At The American Conservative, Pat Buchanan warns against backing the Saudis against the Iranians. Pat notes that the current heightened tensions are a result of pulling out of the Iran nuclear deal at the behest of America’s neocon faction. Neither the president nor most Americans want a war with Iran. Pat wonders how America can pull back now. He writes (abridged):
President Donald Trump does not want war with Iran.
America does not want war with Iran. Even the Senate Republicans are advising against military action in response to that attack on Saudi Arabia’s oil facilities.
“All of us (should) get together and exchange ideas, respectfully, and come to a consensus — and that should be bipartisan,” says Senate Foreign Relations Committee Chairman Jim Risch of Idaho.
When Lindsey Graham said the White House had shown “weakness” and urged retaliatory strikes for what Secretary of State Mike Pompeo calls Iran’s “act of war,” the president backhanded his golfing buddy:
“It’s very easy to attack, but if you ask Lindsey … ask him how did going into the Middle East … work out. And how did Iraq work out?”

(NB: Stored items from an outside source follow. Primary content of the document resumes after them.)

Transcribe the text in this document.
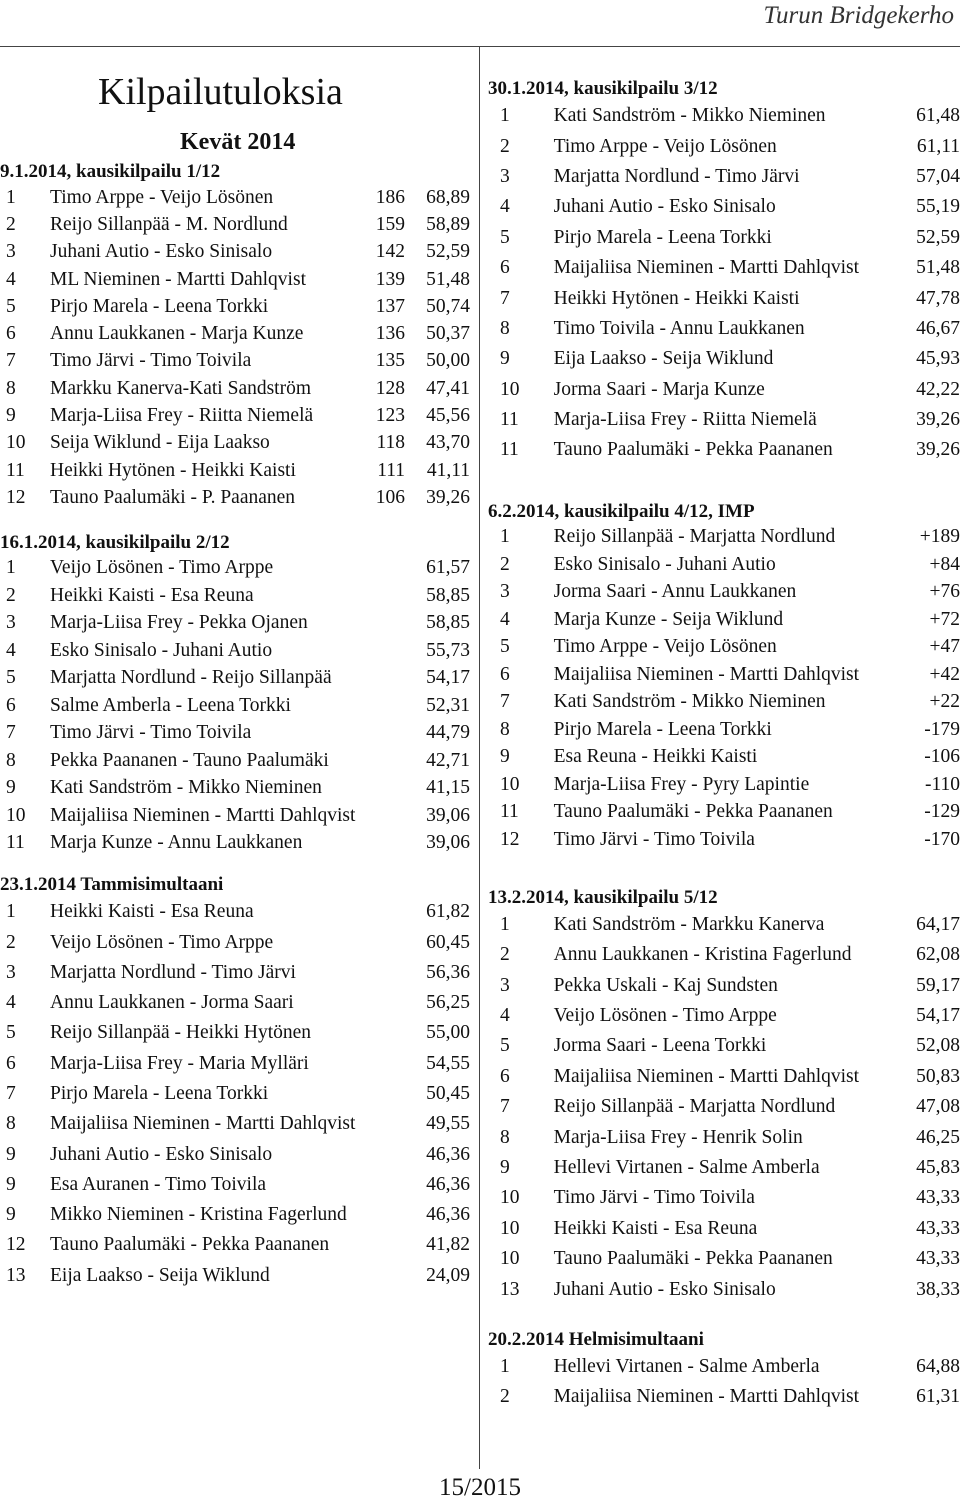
Turun Bridgekerho
Kilpailutuloksia
Kevät 2014
9.1.2014, kausikilpailu 1/12
1	Timo Arppe - Veijo Lösönen	186	68,89
2	Reijo Sillanpää - M. Nordlund	159	58,89
3	Juhani Autio - Esko Sinisalo	142	52,59
4	ML Nieminen - Martti Dahlqvist	139	51,48
5	Pirjo Marela - Leena Torkki	137	50,74
6	Annu Laukkanen - Marja Kunze	136	50,37
7	Timo Järvi - Timo Toivila	135	50,00
8	Markku Kanerva-Kati Sandström	128	47,41
9	Marja-Liisa Frey - Riitta Niemelä	123	45,56
10	Seija Wiklund - Eija Laakso	118	43,70
11	Heikki Hytönen - Heikki Kaisti	111	41,11
12	Tauno Paalumäki - P. Paananen	106	39,26
16.1.2014, kausikilpailu 2/12
1	Veijo Lösönen - Timo Arppe	61,57
2	Heikki Kaisti - Esa Reuna	58,85
3	Marja-Liisa Frey - Pekka Ojanen	58,85
4	Esko Sinisalo - Juhani Autio	55,73
5	Marjatta Nordlund - Reijo Sillanpää	54,17
6	Salme Amberla - Leena Torkki	52,31
7	Timo Järvi - Timo Toivila	44,79
8	Pekka Paananen - Tauno Paalumäki	42,71
9	Kati Sandström - Mikko Nieminen	41,15
10	Maijaliisa Nieminen - Martti Dahlqvist	39,06
11	Marja Kunze - Annu Laukkanen	39,06
23.1.2014 Tammisimultaani
1	Heikki Kaisti - Esa Reuna	61,82
2	Veijo Lösönen - Timo Arppe	60,45
3	Marjatta Nordlund - Timo Järvi	56,36
4	Annu Laukkanen - Jorma Saari	56,25
5	Reijo Sillanpää - Heikki Hytönen	55,00
6	Marja-Liisa Frey - Maria Mylläri	54,55
7	Pirjo Marela - Leena Torkki	50,45
8	Maijaliisa Nieminen - Martti Dahlqvist	49,55
9	Juhani Autio - Esko Sinisalo	46,36
9	Esa Auranen - Timo Toivila	46,36
9	Mikko Nieminen - Kristina Fagerlund	46,36
12	Tauno Paalumäki - Pekka Paananen	41,82
13	Eija Laakso - Seija Wiklund	24,09
30.1.2014, kausikilpailu 3/12
1	Kati Sandström - Mikko Nieminen	61,48
2	Timo Arppe - Veijo Lösönen	61,11
3	Marjatta Nordlund - Timo Järvi	57,04
4	Juhani Autio - Esko Sinisalo	55,19
5	Pirjo Marela - Leena Torkki	52,59
6	Maijaliisa Nieminen - Martti Dahlqvist	51,48
7	Heikki Hytönen - Heikki Kaisti	47,78
8	Timo Toivila - Annu Laukkanen	46,67
9	Eija Laakso - Seija Wiklund	45,93
10	Jorma Saari - Marja Kunze	42,22
11	Marja-Liisa Frey - Riitta Niemelä	39,26
11	Tauno Paalumäki - Pekka Paananen	39,26
6.2.2014, kausikilpailu 4/12, IMP
1	Reijo Sillanpää - Marjatta Nordlund	+189
2	Esko Sinisalo - Juhani Autio	+84
3	Jorma Saari - Annu Laukkanen	+76
4	Marja Kunze - Seija Wiklund	+72
5	Timo Arppe - Veijo Lösönen	+47
6	Maijaliisa Nieminen - Martti Dahlqvist	+42
7	Kati Sandström - Mikko Nieminen	+22
8	Pirjo Marela - Leena Torkki	-179
9	Esa Reuna - Heikki Kaisti	-106
10	Marja-Liisa Frey - Pyry Lapintie	-110
11	Tauno Paalumäki - Pekka Paananen	-129
12	Timo Järvi - Timo Toivila	-170
13.2.2014, kausikilpailu 5/12
1	Kati Sandström - Markku Kanerva	64,17
2	Annu Laukkanen - Kristina Fagerlund	62,08
3	Pekka Uskali - Kaj Sundsten	59,17
4	Veijo Lösönen - Timo Arppe	54,17
5	Jorma Saari - Leena Torkki	52,08
6	Maijaliisa Nieminen - Martti Dahlqvist	50,83
7	Reijo Sillanpää - Marjatta Nordlund	47,08
8	Marja-Liisa Frey - Henrik Solin	46,25
9	Hellevi Virtanen - Salme Amberla	45,83
10	Timo Järvi - Timo Toivila	43,33
10	Heikki Kaisti - Esa Reuna	43,33
10	Tauno Paalumäki - Pekka Paananen	43,33
13	Juhani Autio - Esko Sinisalo	38,33
20.2.2014 Helmisimultaani
1	Hellevi Virtanen - Salme Amberla	64,88
2	Maijaliisa Nieminen - Martti Dahlqvist	61,31
15/2015
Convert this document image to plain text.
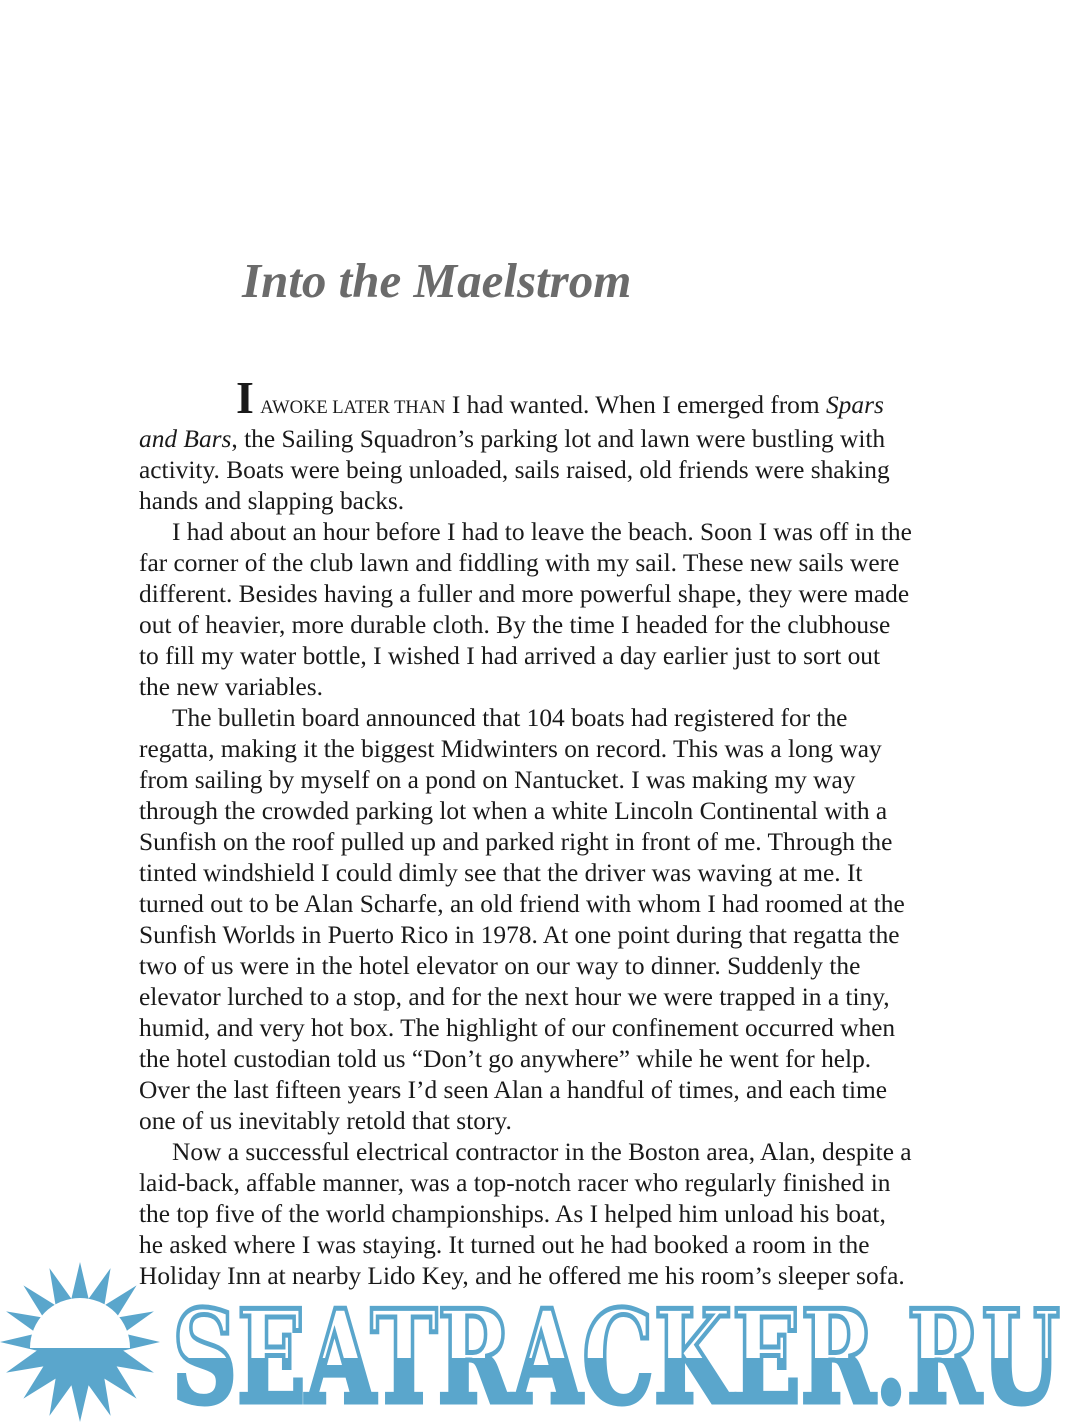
Into the Maelstrom

I AWOKE LATER THAN I had wanted. When I emerged from Spars
and Bars, the Sailing Squadron’s parking lot and lawn were bustling with
activity. Boats were being unloaded, sails raised, old friends were shaking
hands and slapping backs.

I had about an hour before I had to leave the beach. Soon I was off in the
far corner of the club lawn and fiddling with my sail. These new sails were
different. Besides having a fuller and more powerful shape, they were made
out of heavier, more durable cloth. By the time I headed for the clubhouse
to fill my water bottle, I wished I had arrived a day earlier just to sort out
the new variables.

The bulletin board announced that 104 boats had registered for the
regatta, making it the biggest Midwinters on record. This was a long way
from sailing by myself on a pond on Nantucket. I was making my way
through the crowded parking lot when a white Lincoln Continental with a
Sunfish on the roof pulled up and parked right in front of me. Through the
tinted windshield I could dimly see that the driver was waving at me. It
turned out to be Alan Scharfe, an old friend with whom I had roomed at the
Sunfish Worlds in Puerto Rico in 1978. At one point during that regatta the
two of us were in the hotel elevator on our way to dinner. Suddenly the
elevator lurched to a stop, and for the next hour we were trapped in a tiny,
humid, and very hot box. The highlight of our confinement occurred when
the hotel custodian told us “Don’t go anywhere” while he went for help.
Over the last fifteen years I’d seen Alan a handful of times, and each time
one of us inevitably retold that story.

Now a successful electrical contractor in the Boston area, Alan, despite a
laid-back, affable manner, was a top-notch racer who regularly finished in
the top five of the world championships. As I helped him unload his boat,
he asked where I was staying. It turned out he had booked a room in the
Holiday Inn at nearby Lido Key, and he offered me his room’s sleeper sofa.

SEATRACKER.RU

Still, if neither America nor Iran wants war, what has brought us to the brink?
Answer: The policy imposed by Trump, Pompeo and John Bolton after our unilateral withdrawal from the Iran nuclear deal.
Our course was fixed by the policy we chose to pursue.
With his U.S.-built and bought air force, the Crown Prince has made a hell on earth of Yemen to crush the Houthis rebels who hold the capital.
The question President Trump confronts today:
How does he get his country back off the limb he climbed out on while listening to the Republican neocons and hawks he defeated in 2016, but who have had an inordinate influence over his foreign policy?